What is the terramation process?

The process of terramation, also known as natural organic reduction or human composting, occurs in four phases.

Phase 1: Laying In

The first phase of the terramation process, known as laying in, begins with the careful bathing and dressing of the loved one. Once they have been carefully prepared, they are laid into their vessel on a bed of straw and alfalfa to cushion them as they decompose.

Phase 2: Terramation

Once the laying ceremony is completed and the vessel is closed, a unique form of oxygenation that occurs within specialized vessel, oxygen flows through the body and stimulates the growth and activity of microbes throughout the cells. Furthermore, terramation functions as a natural organic reduction process, transforming our bodies into rich organic matter that can be used to nourish other living organisms and ecosystems.

Phase 3: Screening

After four weeks, the body has transformed into fertile soil that is ready to be screened for any inorganic products it may contain. During this process, screws, stents, and artificial joints are carefully removed so that they do not interfere with the natural organic reduction.

Phase 4: Returning Home

After going through the screening process, the compost is finally ready to return to its home – the family. This rich soil is carefully placed in breathable burlap packages and transported to loved ones. According to state regulations in Washington, families are allowed to use their terramated remains anywhere on their property or in an area with the owner’s permission.

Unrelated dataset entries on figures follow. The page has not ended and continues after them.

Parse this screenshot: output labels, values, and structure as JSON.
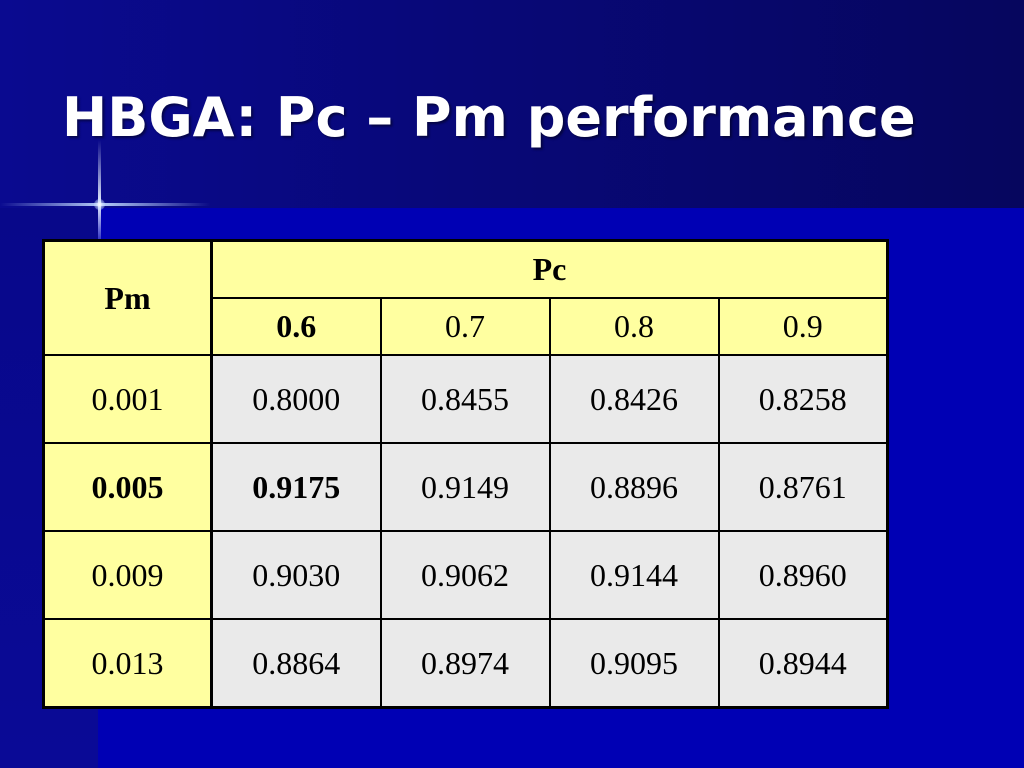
{
  "slide": {
    "title": "HBGA: Pc – Pm performance"
  },
  "table": {
    "row_header": "Pm",
    "col_group_header": "Pc",
    "columns": [
      "0.6",
      "0.7",
      "0.8",
      "0.9"
    ],
    "rows": [
      {
        "pm": "0.001",
        "values": [
          "0.8000",
          "0.8455",
          "0.8426",
          "0.8258"
        ]
      },
      {
        "pm": "0.005",
        "values": [
          "0.9175",
          "0.9149",
          "0.8896",
          "0.8761"
        ]
      },
      {
        "pm": "0.009",
        "values": [
          "0.9030",
          "0.9062",
          "0.9144",
          "0.8960"
        ]
      },
      {
        "pm": "0.013",
        "values": [
          "0.8864",
          "0.8974",
          "0.9095",
          "0.8944"
        ]
      }
    ],
    "highlighted": {
      "column": "0.6",
      "row": "0.005",
      "value": "0.9175"
    }
  },
  "colors": {
    "background": "#0000b4",
    "title_text": "#ffffff",
    "header_fill": "#ffffa0",
    "cell_fill": "#eaeaea",
    "border": "#000000"
  }
}
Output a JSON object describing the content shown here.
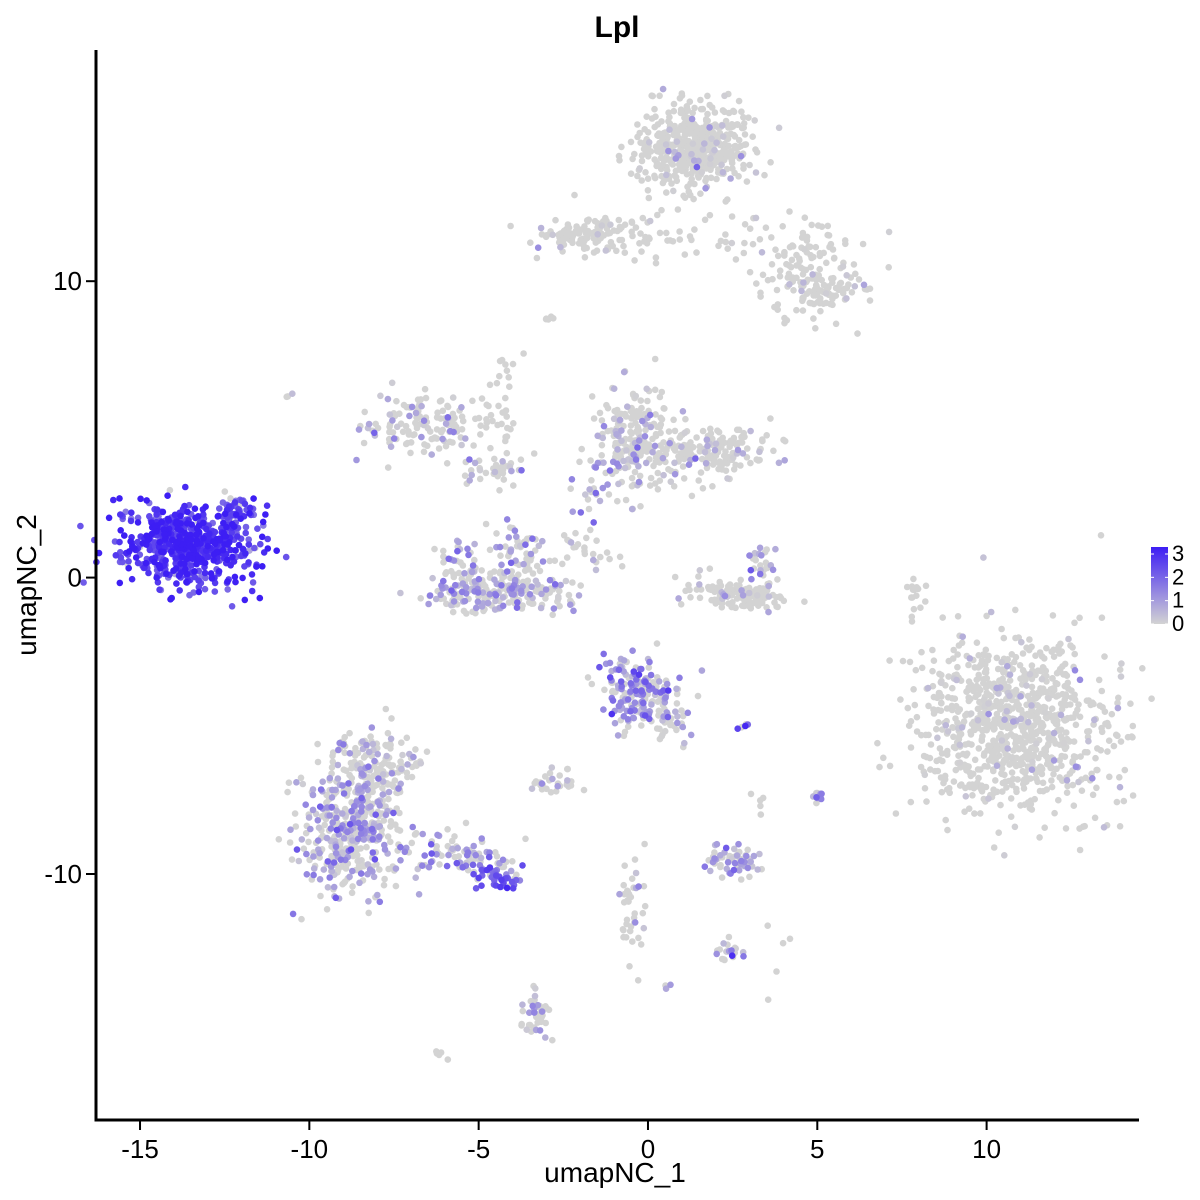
{
  "chart_data": {
    "type": "scatter",
    "title": "Lpl",
    "xlabel": "umapNC_1",
    "ylabel": "umapNC_2",
    "xlim": [
      -16.3,
      14.5
    ],
    "ylim": [
      -18.3,
      17.8
    ],
    "x_ticks": [
      {
        "value": -15,
        "label": "-15"
      },
      {
        "value": -10,
        "label": "-10"
      },
      {
        "value": -5,
        "label": "-5"
      },
      {
        "value": 0,
        "label": "0"
      },
      {
        "value": 5,
        "label": "5"
      },
      {
        "value": 10,
        "label": "10"
      }
    ],
    "y_ticks": [
      {
        "value": 10,
        "label": "10"
      },
      {
        "value": 0,
        "label": "0"
      },
      {
        "value": -10,
        "label": "-10"
      }
    ],
    "grid": false,
    "legend": {
      "placement": "right",
      "type": "colorbar",
      "min": 0,
      "max": 3.3,
      "low_color": "#d3d3d3",
      "high_color": "#3d1ef4",
      "ticks": [
        {
          "value": 3,
          "label": "3"
        },
        {
          "value": 2,
          "label": "2"
        },
        {
          "value": 1,
          "label": "1"
        },
        {
          "value": 0,
          "label": "0"
        }
      ]
    },
    "point_color_low": "#d3d3d3",
    "point_color_high": "#3d1ef4",
    "clusters": [
      {
        "cx": -13.6,
        "cy": 1.1,
        "sx": 0.95,
        "sy": 0.7,
        "n": 650,
        "expr": 2.8
      },
      {
        "cx": -12.2,
        "cy": 2.2,
        "sx": 0.35,
        "sy": 0.35,
        "n": 45,
        "expr": 2.3
      },
      {
        "cx": 1.4,
        "cy": 14.5,
        "sx": 0.85,
        "sy": 0.7,
        "n": 520,
        "expr": 0.02
      },
      {
        "cx": -1.8,
        "cy": 11.6,
        "sx": 0.75,
        "sy": 0.3,
        "n": 110,
        "expr": 0.02
      },
      {
        "cx": 1.0,
        "cy": 11.3,
        "sx": 1.6,
        "sy": 0.45,
        "n": 55,
        "expr": 0.03
      },
      {
        "cx": 4.6,
        "cy": 10.4,
        "sx": 0.7,
        "sy": 0.85,
        "n": 130,
        "expr": 0.02
      },
      {
        "cx": 5.5,
        "cy": 9.6,
        "sx": 0.5,
        "sy": 0.35,
        "n": 50,
        "expr": 0.02
      },
      {
        "cx": 10.7,
        "cy": -5.0,
        "sx": 1.4,
        "sy": 1.5,
        "n": 900,
        "expr": 0.01
      },
      {
        "cx": 7.9,
        "cy": -0.5,
        "sx": 0.12,
        "sy": 0.45,
        "n": 16,
        "expr": 0.0
      },
      {
        "cx": -6.5,
        "cy": 5.2,
        "sx": 0.9,
        "sy": 0.6,
        "n": 140,
        "expr": 0.45
      },
      {
        "cx": -4.6,
        "cy": 3.7,
        "sx": 0.5,
        "sy": 0.35,
        "n": 40,
        "expr": 0.5
      },
      {
        "cx": -4.4,
        "cy": -0.5,
        "sx": 1.0,
        "sy": 0.35,
        "n": 230,
        "expr": 0.75
      },
      {
        "cx": -3.8,
        "cy": 0.8,
        "sx": 0.4,
        "sy": 0.55,
        "n": 60,
        "expr": 0.9
      },
      {
        "cx": -5.6,
        "cy": 0.4,
        "sx": 0.35,
        "sy": 0.5,
        "n": 40,
        "expr": 0.8
      },
      {
        "cx": -4.3,
        "cy": 6.2,
        "sx": 0.25,
        "sy": 1.0,
        "n": 25,
        "expr": 0.02
      },
      {
        "cx": -0.4,
        "cy": 4.7,
        "sx": 0.6,
        "sy": 0.9,
        "n": 220,
        "expr": 0.55
      },
      {
        "cx": 1.8,
        "cy": 4.2,
        "sx": 0.9,
        "sy": 0.4,
        "n": 170,
        "expr": 0.25
      },
      {
        "cx": -1.7,
        "cy": 2.5,
        "sx": 0.3,
        "sy": 0.8,
        "n": 30,
        "expr": 0.9
      },
      {
        "cx": -2.1,
        "cy": 1.2,
        "sx": 0.35,
        "sy": 0.3,
        "n": 10,
        "expr": 0.5
      },
      {
        "cx": -1.5,
        "cy": 0.6,
        "sx": 0.35,
        "sy": 0.3,
        "n": 10,
        "expr": 0.6
      },
      {
        "cx": 2.8,
        "cy": -0.7,
        "sx": 0.55,
        "sy": 0.2,
        "n": 90,
        "expr": 0.12
      },
      {
        "cx": 1.8,
        "cy": -0.4,
        "sx": 0.5,
        "sy": 0.3,
        "n": 35,
        "expr": 0.15
      },
      {
        "cx": 3.4,
        "cy": 0.2,
        "sx": 0.25,
        "sy": 0.45,
        "n": 30,
        "expr": 0.9
      },
      {
        "cx": -0.3,
        "cy": -3.9,
        "sx": 0.5,
        "sy": 0.6,
        "n": 190,
        "expr": 1.3
      },
      {
        "cx": 0.7,
        "cy": -4.8,
        "sx": 0.4,
        "sy": 0.4,
        "n": 35,
        "expr": 0.75
      },
      {
        "cx": -8.8,
        "cy": -8.4,
        "sx": 0.75,
        "sy": 1.1,
        "n": 450,
        "expr": 0.9
      },
      {
        "cx": -8.0,
        "cy": -6.3,
        "sx": 0.6,
        "sy": 0.7,
        "n": 130,
        "expr": 0.3
      },
      {
        "cx": -5.6,
        "cy": -9.3,
        "sx": 0.8,
        "sy": 0.35,
        "n": 75,
        "expr": 1.2
      },
      {
        "cx": -4.4,
        "cy": -10.1,
        "sx": 0.45,
        "sy": 0.25,
        "n": 45,
        "expr": 2.0
      },
      {
        "cx": -3.3,
        "cy": -14.7,
        "sx": 0.2,
        "sy": 0.45,
        "n": 40,
        "expr": 0.6
      },
      {
        "cx": -2.8,
        "cy": -6.9,
        "sx": 0.3,
        "sy": 0.2,
        "n": 30,
        "expr": 0.1
      },
      {
        "cx": 2.4,
        "cy": -9.6,
        "sx": 0.45,
        "sy": 0.25,
        "n": 65,
        "expr": 1.0
      },
      {
        "cx": 2.4,
        "cy": -12.6,
        "sx": 0.2,
        "sy": 0.15,
        "n": 22,
        "expr": 1.4
      },
      {
        "cx": -0.5,
        "cy": -11.0,
        "sx": 0.2,
        "sy": 1.0,
        "n": 40,
        "expr": 0.25
      },
      {
        "cx": 5.0,
        "cy": -7.4,
        "sx": 0.15,
        "sy": 0.15,
        "n": 12,
        "expr": 1.6
      },
      {
        "cx": 2.8,
        "cy": -5.0,
        "sx": 0.08,
        "sy": 0.07,
        "n": 6,
        "expr": 2.3
      },
      {
        "cx": 3.4,
        "cy": -7.5,
        "sx": 0.2,
        "sy": 0.15,
        "n": 5,
        "expr": 0.0
      },
      {
        "cx": -6.1,
        "cy": -16.1,
        "sx": 0.1,
        "sy": 0.08,
        "n": 5,
        "expr": 0.0
      },
      {
        "cx": 0.6,
        "cy": -13.8,
        "sx": 0.05,
        "sy": 0.05,
        "n": 3,
        "expr": 1.2
      },
      {
        "cx": -10.6,
        "cy": 6.1,
        "sx": 0.06,
        "sy": 0.06,
        "n": 3,
        "expr": 0.6
      },
      {
        "cx": -2.9,
        "cy": 8.8,
        "sx": 0.1,
        "sy": 0.15,
        "n": 5,
        "expr": 0.1
      },
      {
        "cx": 3.8,
        "cy": -12.8,
        "sx": 0.7,
        "sy": 0.6,
        "n": 6,
        "expr": 0.2
      }
    ]
  }
}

How does terramation benefit the environment?

The natural terramation process is a sustainable method of soil creation that relies on nothing other than organic materials, moisture and oxygen. It has low-energy needs which means it can be done without heating, cooling, or any toxic chemicals in order to transform your body into nutrient rich soil.

How long does the terramation process take?

The terramation, or human composting process takes 60 days. This unique process involves a natural organic reduction that breaks the body down into its most basic elements over a period of 30 days within an individual vessel. The resulting soil is then allowed to cure in an even more controlled environment for an additional 30 days, ensuring that it is fully ready to return home.